No idea was safe, no idea was off the table.
Initially, my big breakthrough to start making acoustic instruments was realising that I could stack layers of plywood cut into a form with a hollowed centre to build a structural, thin-walled chamber for a guitar body. This worked very well in many ways. It had immense structural integrity, I love how the instruments looked, and I could be very flexible with my designs. It sowed the seeds for the beginning of my design language, and many of the ergonomic developments are present in the instruments I make now. But building like this from sheet material meant a lot of waste, and it carried a weight penalty.
Having A B tested and locked down several cohesive elements, I’d build a consolidated (glued together) version and inevitably need to build the next dismantlable version to push through to the goal. Some of these were progressions, and some of them were not, but each iteration brought me greater knowledge.

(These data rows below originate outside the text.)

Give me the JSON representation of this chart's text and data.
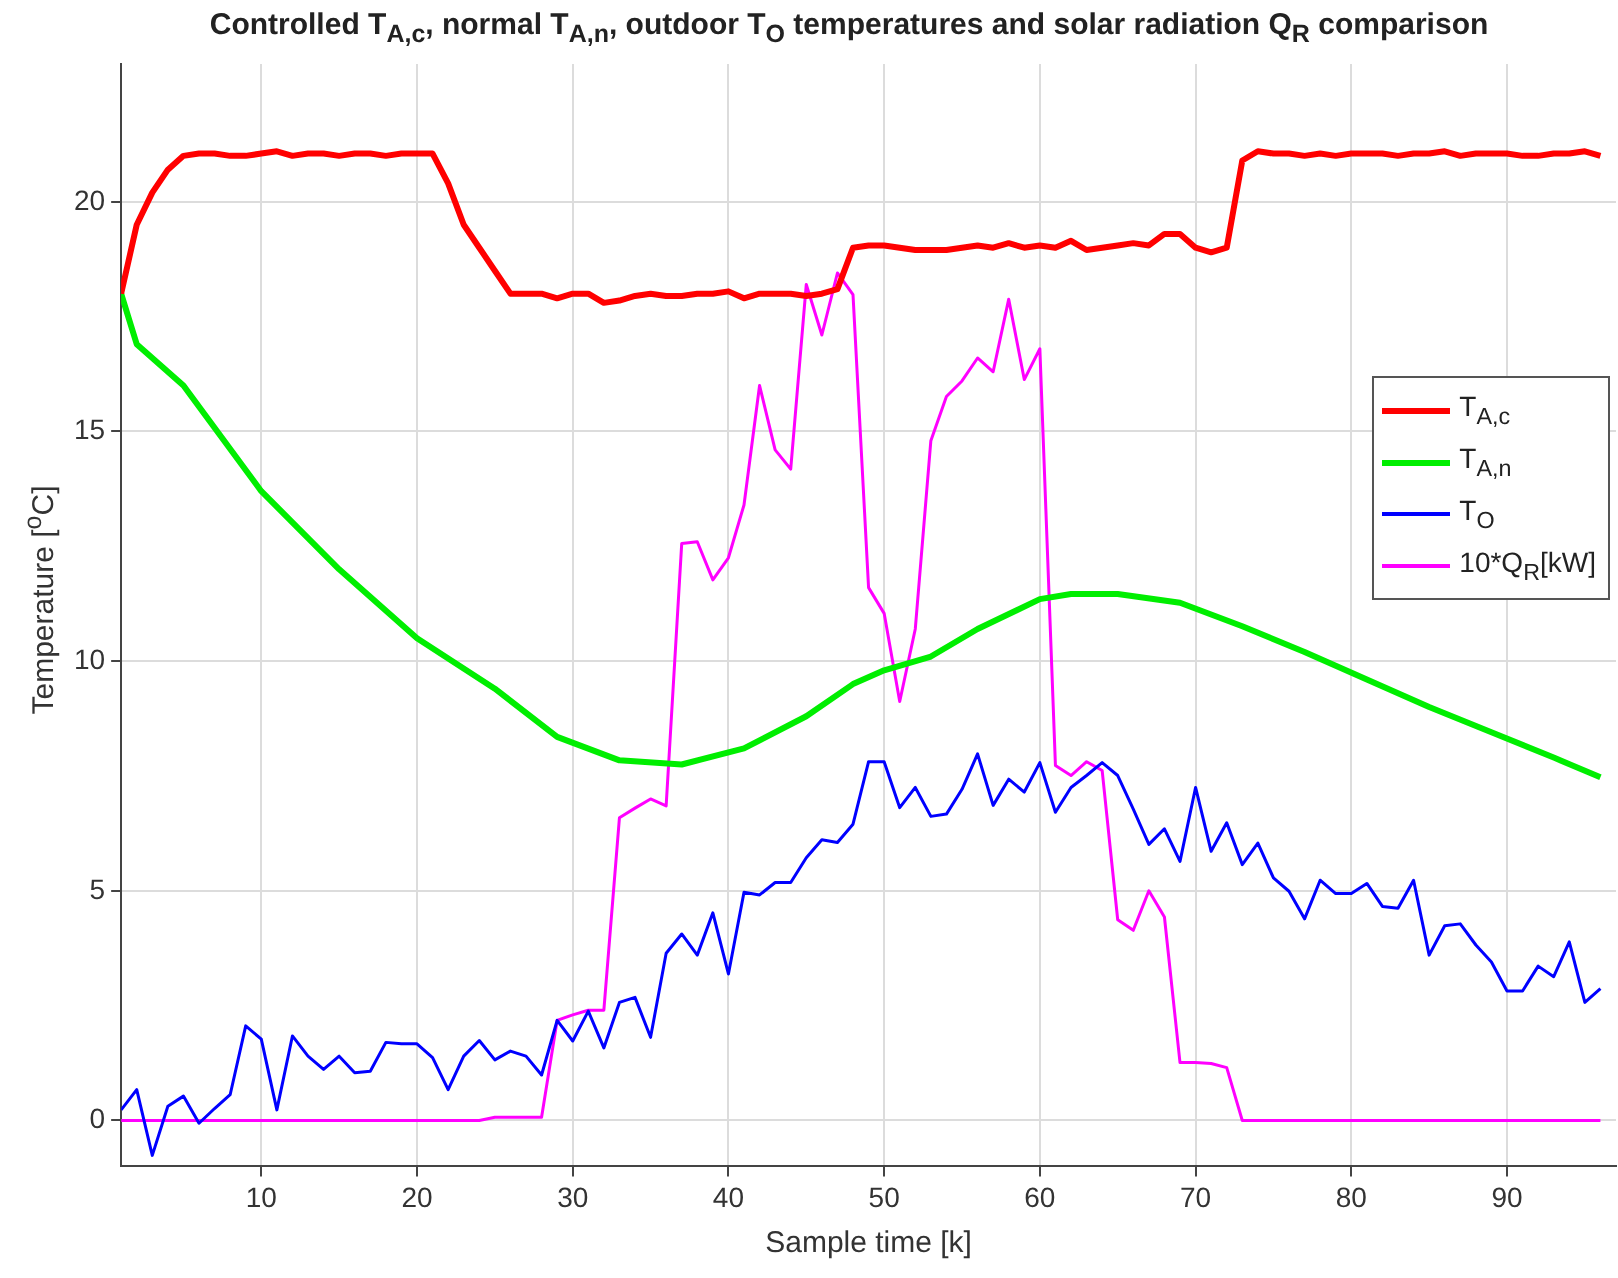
{
  "chart_data": {
    "type": "line",
    "title": "Controlled T$_{A,c}$, normal T$_{A,n}$, outdoor T$_{O}$ temperatures and solar radiation Q$_{R}$ comparison",
    "xlabel": "Sample time [k]",
    "ylabel": "Temperature [$^{o}$C]",
    "x": [
      1,
      2,
      3,
      4,
      5,
      6,
      7,
      8,
      9,
      10,
      11,
      12,
      13,
      14,
      15,
      16,
      17,
      18,
      19,
      20,
      21,
      22,
      23,
      24,
      25,
      26,
      27,
      28,
      29,
      30,
      31,
      32,
      33,
      34,
      35,
      36,
      37,
      38,
      39,
      40,
      41,
      42,
      43,
      44,
      45,
      46,
      47,
      48,
      49,
      50,
      51,
      52,
      53,
      54,
      55,
      56,
      57,
      58,
      59,
      60,
      61,
      62,
      63,
      64,
      65,
      66,
      67,
      68,
      69,
      70,
      71,
      72,
      73,
      74,
      75,
      76,
      77,
      78,
      79,
      80,
      81,
      82,
      83,
      84,
      85,
      86,
      87,
      88,
      89,
      90,
      91,
      92,
      93,
      94,
      95,
      96
    ],
    "series": [
      {
        "name": "T$_{A,c}$",
        "color": "#ff0000",
        "values": [
          18,
          19.5,
          20.2,
          20.7,
          21,
          21.05,
          21.05,
          21,
          21,
          21.05,
          21.1,
          21,
          21.05,
          21.05,
          21,
          21.05,
          21.05,
          21,
          21.05,
          21.05,
          21.05,
          20.4,
          19.5,
          19,
          18.5,
          18,
          18,
          18,
          17.9,
          18,
          18,
          17.8,
          17.85,
          17.95,
          18,
          17.95,
          17.95,
          18,
          18,
          18.05,
          17.9,
          18,
          18,
          18,
          17.95,
          18,
          18.1,
          19,
          19.05,
          19.05,
          19,
          18.95,
          18.95,
          18.95,
          19,
          19.05,
          19,
          19.1,
          19,
          19.05,
          19,
          19.15,
          18.95,
          19,
          19.05,
          19.1,
          19.05,
          19.3,
          19.3,
          19,
          18.9,
          19,
          20.9,
          21.1,
          21.05,
          21.05,
          21,
          21.05,
          21,
          21.05,
          21.05,
          21.05,
          21,
          21.05,
          21.05,
          21.1,
          21,
          21.05,
          21.05,
          21.05,
          21,
          21,
          21.05,
          21.05,
          21.1,
          21
        ]
      },
      {
        "name": "T$_{A,n}$",
        "color": "#00ee00",
        "x": [
          1,
          2,
          5,
          10,
          15,
          20,
          25,
          29,
          33,
          37,
          41,
          45,
          48,
          50,
          53,
          56,
          60,
          62,
          65,
          69,
          73,
          77,
          81,
          85,
          89,
          93,
          96
        ],
        "values": [
          18,
          16.9,
          16,
          13.7,
          12,
          10.5,
          9.4,
          8.35,
          7.84,
          7.75,
          8.1,
          8.8,
          9.5,
          9.8,
          10.1,
          10.7,
          11.35,
          11.46,
          11.46,
          11.27,
          10.76,
          10.2,
          9.6,
          9,
          8.45,
          7.9,
          7.47
        ]
      },
      {
        "name": "T$_{O}$",
        "color": "#0000ff",
        "values": [
          0.23,
          0.67,
          -0.76,
          0.31,
          0.53,
          -0.06,
          0.26,
          0.56,
          2.06,
          1.77,
          0.23,
          1.84,
          1.4,
          1.11,
          1.4,
          1.04,
          1.07,
          1.7,
          1.67,
          1.67,
          1.37,
          0.67,
          1.4,
          1.74,
          1.32,
          1.51,
          1.4,
          0.99,
          2.18,
          1.73,
          2.38,
          1.58,
          2.57,
          2.68,
          1.81,
          3.64,
          4.06,
          3.6,
          4.52,
          3.19,
          4.97,
          4.91,
          5.18,
          5.18,
          5.72,
          6.11,
          6.05,
          6.45,
          7.81,
          7.81,
          6.81,
          7.25,
          6.62,
          6.67,
          7.21,
          7.98,
          6.86,
          7.43,
          7.15,
          7.79,
          6.71,
          7.25,
          7.51,
          7.79,
          7.51,
          6.78,
          6.01,
          6.35,
          5.64,
          7.25,
          5.86,
          6.48,
          5.57,
          6.04,
          5.28,
          4.99,
          4.39,
          5.23,
          4.94,
          4.94,
          5.16,
          4.66,
          4.62,
          5.23,
          3.6,
          4.24,
          4.28,
          3.82,
          3.45,
          2.82,
          2.82,
          3.36,
          3.13,
          3.89,
          2.57,
          2.87
        ]
      },
      {
        "name": "10*Q$_{R}$[kW]",
        "color": "#ff00ff",
        "values": [
          0,
          0,
          0,
          0,
          0,
          0,
          0,
          0,
          0,
          0,
          0,
          0,
          0,
          0,
          0,
          0,
          0,
          0,
          0,
          0,
          0,
          0,
          0,
          0,
          0.07,
          0.07,
          0.07,
          0.07,
          2.18,
          2.3,
          2.4,
          2.4,
          6.59,
          6.8,
          7,
          6.85,
          12.56,
          12.6,
          11.77,
          12.25,
          13.4,
          16,
          14.6,
          14.18,
          18.2,
          17.1,
          18.45,
          17.98,
          11.6,
          11.04,
          9.12,
          10.7,
          14.8,
          15.76,
          16.1,
          16.6,
          16.3,
          17.88,
          16.13,
          16.8,
          7.73,
          7.51,
          7.81,
          7.62,
          4.37,
          4.14,
          5,
          4.43,
          1.26,
          1.26,
          1.24,
          1.15,
          0,
          0,
          0,
          0,
          0,
          0,
          0,
          0,
          0,
          0,
          0,
          0,
          0,
          0,
          0,
          0,
          0,
          0,
          0,
          0,
          0,
          0,
          0,
          0
        ]
      }
    ],
    "xlim": [
      1,
      97
    ],
    "xticks": [
      10,
      20,
      30,
      40,
      50,
      60,
      70,
      80,
      90
    ],
    "ylim": [
      -1,
      23
    ],
    "yticks": [
      0,
      5,
      10,
      15,
      20
    ],
    "grid": true,
    "legend": "right",
    "marker": "none",
    "line_style": "solid"
  }
}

Eventually, I progressively managed to build more and more concise instruments until I could tick off all of the requirements I had for tone, playability and structure. My intent was to cleanly broaden the tonality of each note; to add sonic breadth and body from lowest bass to highest treble. It wasn’t just about volume, though there is no shortage; it was about creating delicious, resonant and characterful notes that could ring out in harmonic unity without becoming muddy. This required a hyper-efficient environment for sound propagation. And no, these instruments were never destined to sound like a traditional instrument.
I was in search of efficiencies, from specifically reducing or adding mass, to isolating the back within the instrument, to enhancing the structural integrity to reflect energy into the soundboards; every possible gain of efficiency was consolidated until it all came together in my last Tri-cone resonator prototype. With the architecture complete and the fundamental design elements apparent, I got into refining the look, the junctions and the ergonomics.

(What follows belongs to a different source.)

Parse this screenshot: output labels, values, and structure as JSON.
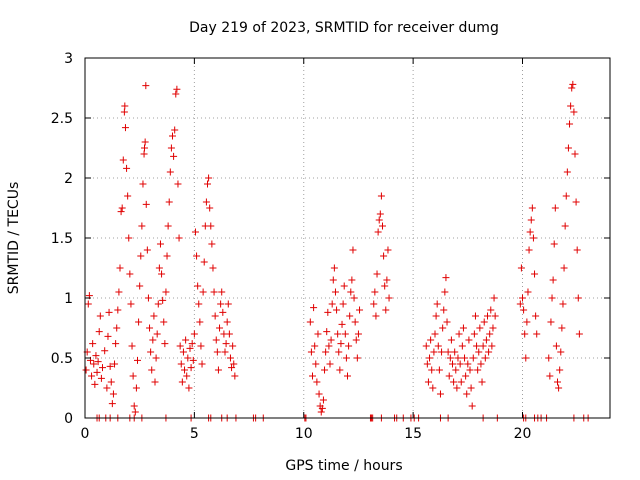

I have no attachment to how the final designs need to look. Function is the priority, and then I move on to package that architecture into a graceful, simple, ergonomic form. Once I have made several iterations of a design, it’s mostly small refinements of junctions and the material palette. I am disinterested in going down the road of heavy ornamentation. The forms I have exist in service to the propagation of sound and ease of operation; if I have refined those objectives, the instrument is bound to an inherent grace and beautiful to handle.

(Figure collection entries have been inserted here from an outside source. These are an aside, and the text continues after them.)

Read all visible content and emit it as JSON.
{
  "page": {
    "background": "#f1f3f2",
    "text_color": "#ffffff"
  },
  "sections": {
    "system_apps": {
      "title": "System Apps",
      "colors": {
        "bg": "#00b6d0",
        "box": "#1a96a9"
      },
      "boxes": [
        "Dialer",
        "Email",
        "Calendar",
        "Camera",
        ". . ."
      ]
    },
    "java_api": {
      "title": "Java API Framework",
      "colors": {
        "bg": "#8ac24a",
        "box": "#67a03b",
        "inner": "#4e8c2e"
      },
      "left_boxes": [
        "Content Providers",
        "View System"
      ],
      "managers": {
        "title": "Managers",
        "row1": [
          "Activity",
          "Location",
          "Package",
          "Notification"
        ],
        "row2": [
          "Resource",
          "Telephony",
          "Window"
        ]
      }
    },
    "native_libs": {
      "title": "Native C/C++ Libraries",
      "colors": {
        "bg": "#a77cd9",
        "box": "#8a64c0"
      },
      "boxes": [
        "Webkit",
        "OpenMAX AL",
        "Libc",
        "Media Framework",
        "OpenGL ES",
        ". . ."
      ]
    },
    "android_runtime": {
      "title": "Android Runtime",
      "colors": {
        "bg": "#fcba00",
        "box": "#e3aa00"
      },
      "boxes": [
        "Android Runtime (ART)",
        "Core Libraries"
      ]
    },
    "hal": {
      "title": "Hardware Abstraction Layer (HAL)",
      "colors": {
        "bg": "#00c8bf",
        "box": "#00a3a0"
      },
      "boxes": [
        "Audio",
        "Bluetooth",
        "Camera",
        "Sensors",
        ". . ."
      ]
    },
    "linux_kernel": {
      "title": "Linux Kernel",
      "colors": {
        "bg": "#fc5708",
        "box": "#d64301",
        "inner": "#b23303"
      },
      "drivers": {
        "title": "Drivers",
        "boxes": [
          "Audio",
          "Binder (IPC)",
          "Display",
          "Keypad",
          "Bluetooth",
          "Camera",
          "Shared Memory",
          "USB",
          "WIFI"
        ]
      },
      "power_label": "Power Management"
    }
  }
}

Pragmatism is the key to my ethos toward design. With little that is gratuitous, I have exposed as much of the structure as possible, as I see beauty in simplistic functionality. The leg rest along the neck doubles as a handle whilst also adding mass to the headstock, the sound holes serve as lateral structure of the chassis and a comfortable way to hold the guitar.
In simplistic terms, what I came to was a separation of the primary duties of the components of the instrument. Whereas a traditional guitar requires the top and the back to have structural integrity, my design has a structure that deals with all of the forces applied to the instrument and non-structural soundboards.